63.⁠ ⁠*Noise Exposure*: Loud noises can cause acute stress.
64.⁠ ⁠*Grooming Frequency*: Affects skin health and can influence stress

65.⁠ ⁠*Dental Health*: Poor dental health can affect nutrient absorption and stress levels.
66.⁠ ⁠*Tail Docking*: If practiced, can increase stress and discomfort.
67.⁠ ⁠*Shipping Frequency*: Frequent transportation can lead to elevated stress and metabolic changes.
68.⁠ ⁠*Saddle Fit*: Inappropriate saddle fit can cause pain and stress, affecting physiological parameters.
69.⁠ ⁠*Rider Skill Level*: Less experienced riders may cause more stress to horses, impacting metabolic rates.
70.⁠ ⁠*Communication Methods*: Ineffective communication can increase anxiety and stress in horses.
71.⁠ ⁠*Behavioral Training*: Harsh or inconsistent training methods can lead to stress and behavioral issues.
72.⁠ ⁠*Heart Rate Variability*: Stress and anxiety can affect heart rate variability, influencing metabolic processes.
73.⁠ ⁠*Blood Pressure Changes*: Fluctuations in blood pressure due to stress or physical exertion can affect metabolic balance.
74.⁠ ⁠*Immune Function*: Compromised immune systems can change a horse's physiological state, affecting TCO2 levels.
75.⁠ ⁠*Endocrine Changes*: Hormonal imbalances can influence metabolic processes and TCO2 levels.
76.⁠ ⁠*Toxin Exposure*: Exposure to environmental toxins can impact health and metabolic processes.
77.⁠ ⁠*Feed Contamination*: Contaminated feed can introduce substances that affect metabolism.
78.⁠ ⁠*Water Quality*: Poor water quality can lead to health issues, affecting metabolic rates.
79.⁠ ⁠*Light Exposure*: Exposure to unnatural light cycles can disrupt circadian rhythms, affecting metabolism.
80.⁠ ⁠*Breeding Practices*: Selective breeding can influence the natural metabolic characteristics of horses.
81.⁠ ⁠*Insect Pest Stress*: Stress from pests like flies can cause discomfort and affect stress levels.
82.⁠ ⁠*Fencing Type*: Inadequate fencing can lead to injuries or increased stress from escape attempts.
83.⁠ ⁠*Camera Surveillance*: Constant surveillance can stress horses, particularly if it disrupts their natural behavior.
84.⁠ ⁠*Public Exposure*: High levels of public exposure can lead to stress, especially in shy or nervous horses.
85.⁠ ⁠*Therapeutic Interventions*: Treatments such as acupuncture or chiropractic care can temporarily alter physiological states.
86.⁠ ⁠*Fireworks or Loud Events*: Exposure to loud noises like fireworks can significantly stress horses.
87.⁠ ⁠*Previous Abuse*: A history of abuse can lead to long-term stress and anxiety, affecting physiological parameters.
88.⁠ ⁠*Surgical History*: Past surgeries can impact current health status and metabolic processes.
89.⁠ ⁠*Insurance Status*: The stress associated with financial burdens like healthcare can affect the well-being of the owner and indirectly impact the horse.
90.⁠ ⁠*Ownership Changes*: Frequent changes in ownership can lead to instability and stress in horses.
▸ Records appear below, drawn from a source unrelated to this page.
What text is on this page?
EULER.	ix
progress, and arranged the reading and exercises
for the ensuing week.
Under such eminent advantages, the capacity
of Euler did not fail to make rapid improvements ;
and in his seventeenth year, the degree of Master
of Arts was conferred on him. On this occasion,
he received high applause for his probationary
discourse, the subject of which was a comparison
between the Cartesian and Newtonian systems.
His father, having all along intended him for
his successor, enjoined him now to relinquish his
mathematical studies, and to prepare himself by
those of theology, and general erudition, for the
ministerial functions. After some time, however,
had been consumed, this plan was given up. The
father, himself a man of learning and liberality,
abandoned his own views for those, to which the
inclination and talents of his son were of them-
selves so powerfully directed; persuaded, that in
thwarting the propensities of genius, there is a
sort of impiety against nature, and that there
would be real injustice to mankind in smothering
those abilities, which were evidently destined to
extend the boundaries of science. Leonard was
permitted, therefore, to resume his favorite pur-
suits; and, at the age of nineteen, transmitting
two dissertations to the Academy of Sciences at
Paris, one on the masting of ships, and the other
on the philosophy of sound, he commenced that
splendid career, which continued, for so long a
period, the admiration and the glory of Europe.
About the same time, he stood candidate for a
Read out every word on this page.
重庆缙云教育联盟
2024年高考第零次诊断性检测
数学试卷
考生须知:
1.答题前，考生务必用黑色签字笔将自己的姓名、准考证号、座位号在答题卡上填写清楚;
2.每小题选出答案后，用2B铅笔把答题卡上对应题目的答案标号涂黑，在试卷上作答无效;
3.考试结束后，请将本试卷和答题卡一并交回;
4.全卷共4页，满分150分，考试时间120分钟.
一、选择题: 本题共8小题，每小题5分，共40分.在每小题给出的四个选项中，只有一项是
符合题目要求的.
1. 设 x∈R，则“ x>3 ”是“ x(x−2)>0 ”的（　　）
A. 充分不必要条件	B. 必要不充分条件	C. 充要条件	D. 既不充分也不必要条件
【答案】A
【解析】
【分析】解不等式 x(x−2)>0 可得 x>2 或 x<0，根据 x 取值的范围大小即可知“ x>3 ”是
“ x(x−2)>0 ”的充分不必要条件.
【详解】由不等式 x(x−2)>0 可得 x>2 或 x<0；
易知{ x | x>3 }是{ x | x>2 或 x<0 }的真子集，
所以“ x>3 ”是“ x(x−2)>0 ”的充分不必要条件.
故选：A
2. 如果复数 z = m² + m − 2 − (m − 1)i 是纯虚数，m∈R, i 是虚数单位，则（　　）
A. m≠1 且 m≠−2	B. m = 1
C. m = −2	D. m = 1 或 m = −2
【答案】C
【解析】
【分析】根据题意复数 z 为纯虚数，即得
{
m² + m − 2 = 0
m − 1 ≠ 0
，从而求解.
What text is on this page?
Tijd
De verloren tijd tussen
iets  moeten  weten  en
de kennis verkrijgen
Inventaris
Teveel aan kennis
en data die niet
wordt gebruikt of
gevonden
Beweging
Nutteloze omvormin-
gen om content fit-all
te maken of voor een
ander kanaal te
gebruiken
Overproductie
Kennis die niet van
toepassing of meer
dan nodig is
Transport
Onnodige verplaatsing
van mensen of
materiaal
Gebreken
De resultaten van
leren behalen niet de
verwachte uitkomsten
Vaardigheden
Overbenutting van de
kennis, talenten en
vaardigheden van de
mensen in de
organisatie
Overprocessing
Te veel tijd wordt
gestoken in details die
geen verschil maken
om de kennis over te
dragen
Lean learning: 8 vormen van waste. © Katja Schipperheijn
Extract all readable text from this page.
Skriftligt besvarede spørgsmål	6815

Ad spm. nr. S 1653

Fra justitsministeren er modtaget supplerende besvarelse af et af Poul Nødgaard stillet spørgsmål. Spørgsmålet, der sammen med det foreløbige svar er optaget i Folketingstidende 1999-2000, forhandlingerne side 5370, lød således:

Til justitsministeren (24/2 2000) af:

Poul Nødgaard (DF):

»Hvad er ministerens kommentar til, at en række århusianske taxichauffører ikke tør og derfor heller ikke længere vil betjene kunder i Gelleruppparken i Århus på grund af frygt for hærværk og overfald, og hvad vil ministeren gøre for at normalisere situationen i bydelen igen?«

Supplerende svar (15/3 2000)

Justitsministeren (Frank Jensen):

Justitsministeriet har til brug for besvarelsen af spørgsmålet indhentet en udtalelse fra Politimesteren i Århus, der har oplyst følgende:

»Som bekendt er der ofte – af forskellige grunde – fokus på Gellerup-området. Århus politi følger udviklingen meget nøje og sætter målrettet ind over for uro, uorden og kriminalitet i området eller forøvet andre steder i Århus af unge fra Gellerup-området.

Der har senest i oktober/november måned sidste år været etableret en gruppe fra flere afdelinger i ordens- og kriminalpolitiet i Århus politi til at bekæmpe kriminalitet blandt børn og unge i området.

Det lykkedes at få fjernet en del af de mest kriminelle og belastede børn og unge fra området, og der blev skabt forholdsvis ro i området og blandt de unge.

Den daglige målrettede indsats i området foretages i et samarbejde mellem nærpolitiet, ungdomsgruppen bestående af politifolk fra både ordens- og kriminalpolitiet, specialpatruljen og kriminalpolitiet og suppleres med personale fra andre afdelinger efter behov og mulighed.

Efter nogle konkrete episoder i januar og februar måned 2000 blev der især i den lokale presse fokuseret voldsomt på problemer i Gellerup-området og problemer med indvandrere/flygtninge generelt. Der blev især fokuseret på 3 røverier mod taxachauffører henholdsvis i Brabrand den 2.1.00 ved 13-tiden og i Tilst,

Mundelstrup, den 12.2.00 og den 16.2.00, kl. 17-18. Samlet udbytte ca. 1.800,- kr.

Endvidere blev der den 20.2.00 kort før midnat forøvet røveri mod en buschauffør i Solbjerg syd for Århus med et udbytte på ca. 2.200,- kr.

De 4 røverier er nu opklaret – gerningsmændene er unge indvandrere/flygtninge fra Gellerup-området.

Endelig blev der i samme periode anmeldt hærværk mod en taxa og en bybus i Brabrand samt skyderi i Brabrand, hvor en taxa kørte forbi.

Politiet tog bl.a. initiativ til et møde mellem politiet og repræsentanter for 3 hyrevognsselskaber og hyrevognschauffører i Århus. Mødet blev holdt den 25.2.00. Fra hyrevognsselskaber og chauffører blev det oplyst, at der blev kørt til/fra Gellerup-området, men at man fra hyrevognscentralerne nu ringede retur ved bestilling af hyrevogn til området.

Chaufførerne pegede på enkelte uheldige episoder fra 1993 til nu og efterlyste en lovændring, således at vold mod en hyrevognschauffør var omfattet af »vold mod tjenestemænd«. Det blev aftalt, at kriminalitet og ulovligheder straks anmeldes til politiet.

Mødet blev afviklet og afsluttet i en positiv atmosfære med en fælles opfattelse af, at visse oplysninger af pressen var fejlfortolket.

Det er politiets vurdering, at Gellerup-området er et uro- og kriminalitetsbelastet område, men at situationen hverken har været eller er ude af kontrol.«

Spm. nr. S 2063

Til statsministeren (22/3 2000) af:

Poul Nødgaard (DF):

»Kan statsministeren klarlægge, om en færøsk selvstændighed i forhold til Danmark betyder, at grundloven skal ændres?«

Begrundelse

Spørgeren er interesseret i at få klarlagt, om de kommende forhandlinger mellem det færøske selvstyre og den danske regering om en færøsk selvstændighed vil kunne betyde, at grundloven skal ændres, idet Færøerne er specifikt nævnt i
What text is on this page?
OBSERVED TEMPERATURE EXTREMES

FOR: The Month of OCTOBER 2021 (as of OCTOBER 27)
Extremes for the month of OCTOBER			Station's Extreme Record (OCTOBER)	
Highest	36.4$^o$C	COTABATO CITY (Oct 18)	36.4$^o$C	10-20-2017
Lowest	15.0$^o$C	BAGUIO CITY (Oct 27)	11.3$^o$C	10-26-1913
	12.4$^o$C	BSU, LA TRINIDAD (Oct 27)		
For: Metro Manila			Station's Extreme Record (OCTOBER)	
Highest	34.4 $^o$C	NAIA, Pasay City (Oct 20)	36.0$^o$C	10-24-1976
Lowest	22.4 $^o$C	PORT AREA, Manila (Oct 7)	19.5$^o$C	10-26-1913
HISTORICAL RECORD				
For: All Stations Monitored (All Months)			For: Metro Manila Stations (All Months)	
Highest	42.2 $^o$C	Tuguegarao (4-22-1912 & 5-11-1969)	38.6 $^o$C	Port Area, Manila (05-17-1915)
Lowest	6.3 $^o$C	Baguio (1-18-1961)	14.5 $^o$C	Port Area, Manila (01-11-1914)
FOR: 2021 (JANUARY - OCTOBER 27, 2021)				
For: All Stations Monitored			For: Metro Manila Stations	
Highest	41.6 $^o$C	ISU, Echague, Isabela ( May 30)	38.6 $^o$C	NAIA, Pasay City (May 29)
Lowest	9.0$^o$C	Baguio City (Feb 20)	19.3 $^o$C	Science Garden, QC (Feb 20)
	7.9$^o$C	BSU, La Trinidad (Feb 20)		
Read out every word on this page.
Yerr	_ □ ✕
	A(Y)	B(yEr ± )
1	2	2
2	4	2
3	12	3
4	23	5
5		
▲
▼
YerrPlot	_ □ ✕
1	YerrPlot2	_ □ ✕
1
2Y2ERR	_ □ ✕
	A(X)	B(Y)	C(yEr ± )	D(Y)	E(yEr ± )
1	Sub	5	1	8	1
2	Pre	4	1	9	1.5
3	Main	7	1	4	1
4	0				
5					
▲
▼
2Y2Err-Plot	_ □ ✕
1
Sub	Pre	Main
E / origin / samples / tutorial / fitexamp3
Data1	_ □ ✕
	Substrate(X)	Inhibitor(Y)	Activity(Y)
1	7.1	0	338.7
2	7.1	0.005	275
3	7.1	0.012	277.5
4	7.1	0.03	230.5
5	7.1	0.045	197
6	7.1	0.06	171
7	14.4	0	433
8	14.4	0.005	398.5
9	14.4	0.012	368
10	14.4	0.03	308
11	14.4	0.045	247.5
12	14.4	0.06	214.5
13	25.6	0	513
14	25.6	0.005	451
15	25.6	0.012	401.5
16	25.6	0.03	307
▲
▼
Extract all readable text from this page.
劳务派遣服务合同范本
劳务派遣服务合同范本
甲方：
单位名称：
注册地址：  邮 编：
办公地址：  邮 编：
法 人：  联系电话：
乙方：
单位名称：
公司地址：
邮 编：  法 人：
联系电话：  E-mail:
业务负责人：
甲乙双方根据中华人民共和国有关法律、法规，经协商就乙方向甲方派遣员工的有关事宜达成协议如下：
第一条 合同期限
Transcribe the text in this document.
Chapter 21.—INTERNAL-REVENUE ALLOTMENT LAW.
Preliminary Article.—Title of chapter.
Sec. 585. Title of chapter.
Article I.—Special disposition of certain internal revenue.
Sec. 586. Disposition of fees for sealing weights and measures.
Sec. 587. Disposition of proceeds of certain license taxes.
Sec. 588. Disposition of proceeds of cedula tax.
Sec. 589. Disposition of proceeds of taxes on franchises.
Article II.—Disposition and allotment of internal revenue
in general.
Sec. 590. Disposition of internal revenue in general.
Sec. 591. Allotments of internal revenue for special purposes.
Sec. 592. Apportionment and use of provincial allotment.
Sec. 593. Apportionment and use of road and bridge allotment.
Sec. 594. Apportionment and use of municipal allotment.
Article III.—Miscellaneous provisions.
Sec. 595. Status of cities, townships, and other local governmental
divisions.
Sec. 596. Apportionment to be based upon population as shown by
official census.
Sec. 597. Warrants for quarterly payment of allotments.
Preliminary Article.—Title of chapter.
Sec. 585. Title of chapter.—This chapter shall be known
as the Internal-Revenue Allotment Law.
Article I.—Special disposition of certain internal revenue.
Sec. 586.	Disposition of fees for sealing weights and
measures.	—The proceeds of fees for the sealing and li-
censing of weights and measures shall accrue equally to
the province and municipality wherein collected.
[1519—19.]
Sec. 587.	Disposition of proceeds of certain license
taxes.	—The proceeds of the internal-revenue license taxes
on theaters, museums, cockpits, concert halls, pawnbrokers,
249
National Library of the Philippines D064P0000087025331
Each of these factors demonstrates the extensive range of variables that can influence TCO2 levels in horses. When considering doping regulations and the use of TCO2 thresholds, it's crucial for regulatory bodies to account for these factors to ensure fair and accurate assessments. This comprehensive understanding supports the call for a more flexible and scientifically grounded approach in regulating TCO2 levels in equine sports.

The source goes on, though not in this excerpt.